Damals bei meiner ersten Firma war ich im Lager, habe meinen Bibliotheksbestand verwaltet, meine Datenbanken mit MS Access aufgebaut (würde ich heute wahrscheinlich mit MySQL machen wollen), habe Bücher geschleppt, habe bei Firmenveranstaltungen mit geholfen beim Auf- und Abbau oder habe die Verschlagwortung für Produkte ins Internet gestellt oder habe Sachen fürs Controlling in Excel berechnet. Da war immer etwas Neues. Am Anfang der Aufgabe dachte ich immer, das schafftst du nicht so schnell und hinterher war es doch recht einfach.
Das hat mich auch immer ausgefüllt. Natürlich habe ich wie blöde geschwitzt, wenn ich meine Bücher herum transportiert habe und danach müde war. Aber ich tat etwas. Natürlich gab es auch Stress, wenn ich 20 oder 30 neue Duden Bücher registriert werden musste oder wenn Leute aufhörten, dann gab es auch ein Haufen neuer Bücher, die wieder zurück kamen und wieder aus dem Verwaltungssystem heraus genommen werden mussten – nicht die Bücher, sondern den Vermerk über den Besitzer des Buches.
Aber meine aktuelle Tätigkeit füllt mich auf Dauer nicht aus. Aus diesem Grund ist es gut, wenn das Vertragsende bald kommt, denn dann kann ich mich wieder nach solchen Jobs umsehen. Bei meinen kaufmännischen Tätigkeiten habe ich es auch immer geschafft, in Essen zu arbeiten.
Natürlich müsste man schauen, wie viele in der Coronakrise arbeitslos gewordene Kaufleute geworden sind. Damit meine ich wie groß da der Überhang ist. Einzelhandelskaufleute bestimmt, aber Bürokaufmann … habe ich bislang noch kaum etwas gehört.

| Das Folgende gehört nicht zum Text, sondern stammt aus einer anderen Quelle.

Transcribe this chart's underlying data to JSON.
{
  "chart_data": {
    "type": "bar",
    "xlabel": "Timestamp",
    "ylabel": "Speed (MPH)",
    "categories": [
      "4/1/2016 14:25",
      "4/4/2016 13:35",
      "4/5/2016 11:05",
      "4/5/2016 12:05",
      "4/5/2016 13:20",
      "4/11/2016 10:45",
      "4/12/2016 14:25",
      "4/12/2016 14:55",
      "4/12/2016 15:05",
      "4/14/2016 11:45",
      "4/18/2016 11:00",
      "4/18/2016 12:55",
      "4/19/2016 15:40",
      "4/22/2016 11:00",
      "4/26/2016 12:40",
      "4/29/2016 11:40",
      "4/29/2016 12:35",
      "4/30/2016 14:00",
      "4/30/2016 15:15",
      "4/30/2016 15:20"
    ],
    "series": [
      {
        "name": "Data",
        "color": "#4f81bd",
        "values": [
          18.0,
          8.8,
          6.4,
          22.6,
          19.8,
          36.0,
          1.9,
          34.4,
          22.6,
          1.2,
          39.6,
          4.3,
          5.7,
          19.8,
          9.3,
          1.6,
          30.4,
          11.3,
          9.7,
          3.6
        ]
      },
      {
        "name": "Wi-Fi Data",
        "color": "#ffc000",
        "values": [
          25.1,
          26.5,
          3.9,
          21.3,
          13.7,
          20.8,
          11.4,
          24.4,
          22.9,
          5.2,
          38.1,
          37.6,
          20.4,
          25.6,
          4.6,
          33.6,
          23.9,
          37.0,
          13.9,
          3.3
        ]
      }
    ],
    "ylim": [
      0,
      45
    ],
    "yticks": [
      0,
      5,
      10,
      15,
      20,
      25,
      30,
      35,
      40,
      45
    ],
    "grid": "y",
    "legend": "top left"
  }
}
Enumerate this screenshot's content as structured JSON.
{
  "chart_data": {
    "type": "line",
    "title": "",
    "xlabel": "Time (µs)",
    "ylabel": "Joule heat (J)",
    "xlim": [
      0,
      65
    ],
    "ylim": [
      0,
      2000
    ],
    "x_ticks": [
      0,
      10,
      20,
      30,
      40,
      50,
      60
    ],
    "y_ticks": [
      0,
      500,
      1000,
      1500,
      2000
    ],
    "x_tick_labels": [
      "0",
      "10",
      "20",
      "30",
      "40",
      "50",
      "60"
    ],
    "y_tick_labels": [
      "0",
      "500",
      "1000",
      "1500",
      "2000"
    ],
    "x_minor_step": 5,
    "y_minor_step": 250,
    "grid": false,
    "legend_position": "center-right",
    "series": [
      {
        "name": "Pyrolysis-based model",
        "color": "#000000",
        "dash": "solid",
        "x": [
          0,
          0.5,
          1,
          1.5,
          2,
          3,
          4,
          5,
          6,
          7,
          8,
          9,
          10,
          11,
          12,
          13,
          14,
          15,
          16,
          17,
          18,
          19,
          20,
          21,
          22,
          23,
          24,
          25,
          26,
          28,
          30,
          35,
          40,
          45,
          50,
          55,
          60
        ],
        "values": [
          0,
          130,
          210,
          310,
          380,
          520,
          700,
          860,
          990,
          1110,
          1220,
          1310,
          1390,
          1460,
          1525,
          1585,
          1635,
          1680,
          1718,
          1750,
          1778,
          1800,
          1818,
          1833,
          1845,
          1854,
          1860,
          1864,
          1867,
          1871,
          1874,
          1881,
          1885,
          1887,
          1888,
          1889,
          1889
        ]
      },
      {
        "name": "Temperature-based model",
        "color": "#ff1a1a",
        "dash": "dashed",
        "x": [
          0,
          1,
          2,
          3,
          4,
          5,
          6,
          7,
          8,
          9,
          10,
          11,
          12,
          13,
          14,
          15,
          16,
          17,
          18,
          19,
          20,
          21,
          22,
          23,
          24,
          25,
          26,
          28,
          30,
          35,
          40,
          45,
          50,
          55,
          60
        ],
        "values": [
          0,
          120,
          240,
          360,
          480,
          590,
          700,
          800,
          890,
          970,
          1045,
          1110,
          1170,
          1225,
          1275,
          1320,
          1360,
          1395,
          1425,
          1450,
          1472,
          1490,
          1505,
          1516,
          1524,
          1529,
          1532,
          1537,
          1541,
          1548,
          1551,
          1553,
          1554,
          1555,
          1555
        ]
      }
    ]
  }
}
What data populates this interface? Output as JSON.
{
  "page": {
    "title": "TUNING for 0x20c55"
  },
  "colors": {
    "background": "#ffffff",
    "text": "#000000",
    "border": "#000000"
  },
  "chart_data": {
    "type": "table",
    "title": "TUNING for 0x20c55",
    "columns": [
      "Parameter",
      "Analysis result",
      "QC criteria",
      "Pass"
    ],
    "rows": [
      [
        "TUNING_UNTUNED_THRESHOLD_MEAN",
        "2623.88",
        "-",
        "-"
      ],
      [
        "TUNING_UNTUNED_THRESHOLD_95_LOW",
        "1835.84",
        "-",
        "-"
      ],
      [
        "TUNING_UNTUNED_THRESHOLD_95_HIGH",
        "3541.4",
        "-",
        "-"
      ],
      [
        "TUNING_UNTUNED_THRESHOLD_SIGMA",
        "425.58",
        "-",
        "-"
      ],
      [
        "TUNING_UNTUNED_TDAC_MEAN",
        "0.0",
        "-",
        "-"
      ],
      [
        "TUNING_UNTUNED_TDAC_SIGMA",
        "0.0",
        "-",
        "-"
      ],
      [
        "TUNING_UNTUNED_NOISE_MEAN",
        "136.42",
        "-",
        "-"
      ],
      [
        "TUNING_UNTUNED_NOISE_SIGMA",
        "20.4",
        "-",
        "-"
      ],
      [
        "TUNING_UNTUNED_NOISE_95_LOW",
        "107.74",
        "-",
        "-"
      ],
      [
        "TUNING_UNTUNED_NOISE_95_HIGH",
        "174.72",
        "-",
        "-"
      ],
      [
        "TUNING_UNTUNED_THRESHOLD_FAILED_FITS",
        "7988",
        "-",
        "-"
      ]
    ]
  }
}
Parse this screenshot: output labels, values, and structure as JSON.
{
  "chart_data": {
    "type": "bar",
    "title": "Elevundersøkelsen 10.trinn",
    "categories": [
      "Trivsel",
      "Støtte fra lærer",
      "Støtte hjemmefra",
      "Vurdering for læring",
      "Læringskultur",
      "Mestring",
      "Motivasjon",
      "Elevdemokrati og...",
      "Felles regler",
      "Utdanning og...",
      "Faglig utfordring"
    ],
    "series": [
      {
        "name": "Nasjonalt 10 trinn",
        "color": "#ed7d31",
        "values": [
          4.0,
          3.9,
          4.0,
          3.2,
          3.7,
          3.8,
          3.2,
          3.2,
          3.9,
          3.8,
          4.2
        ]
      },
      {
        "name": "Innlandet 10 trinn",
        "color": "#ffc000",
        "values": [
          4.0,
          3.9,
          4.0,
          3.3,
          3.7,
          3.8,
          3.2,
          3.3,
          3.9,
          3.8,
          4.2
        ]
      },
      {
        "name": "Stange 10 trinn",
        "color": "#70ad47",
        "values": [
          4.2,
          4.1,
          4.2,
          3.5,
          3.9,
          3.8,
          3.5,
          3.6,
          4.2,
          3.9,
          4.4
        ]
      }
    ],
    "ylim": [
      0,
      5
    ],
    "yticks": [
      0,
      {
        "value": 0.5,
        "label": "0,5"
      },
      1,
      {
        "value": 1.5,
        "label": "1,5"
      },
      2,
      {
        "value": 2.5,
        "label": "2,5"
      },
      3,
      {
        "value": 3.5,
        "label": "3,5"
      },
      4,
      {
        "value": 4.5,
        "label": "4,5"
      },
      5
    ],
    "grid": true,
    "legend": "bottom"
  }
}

Vielleicht mag so ein Itler das nicht vorstellen können, aber für mich war das sehr erfüllend. Alternativ wäre noch der Onsite-Service in Sachen IT eines großen Unternehmens. Das wäre auch noch interessant. Aber im IT Support kann ich mir keine weiteren 25 Jahre vorstellen. In 5 bis 10 Jahren wird der Level 1 Support nur noch von Chatbots in großen Unternehmen ausgeübt. Wenn die schwache und später die starke künstliche Intelligenz so weiter entwickelt wird, wird es keinen IT Support mehr durch Menschen geben. Der Kunde steckt sein Gerät an eine technische Verbindung und die Korrekturen werden vom System übertragen.
Programmiertechnisch ist schon heutzutage so einiges möglich. IT Support wird es nicht mehr von Menschen so lange geben.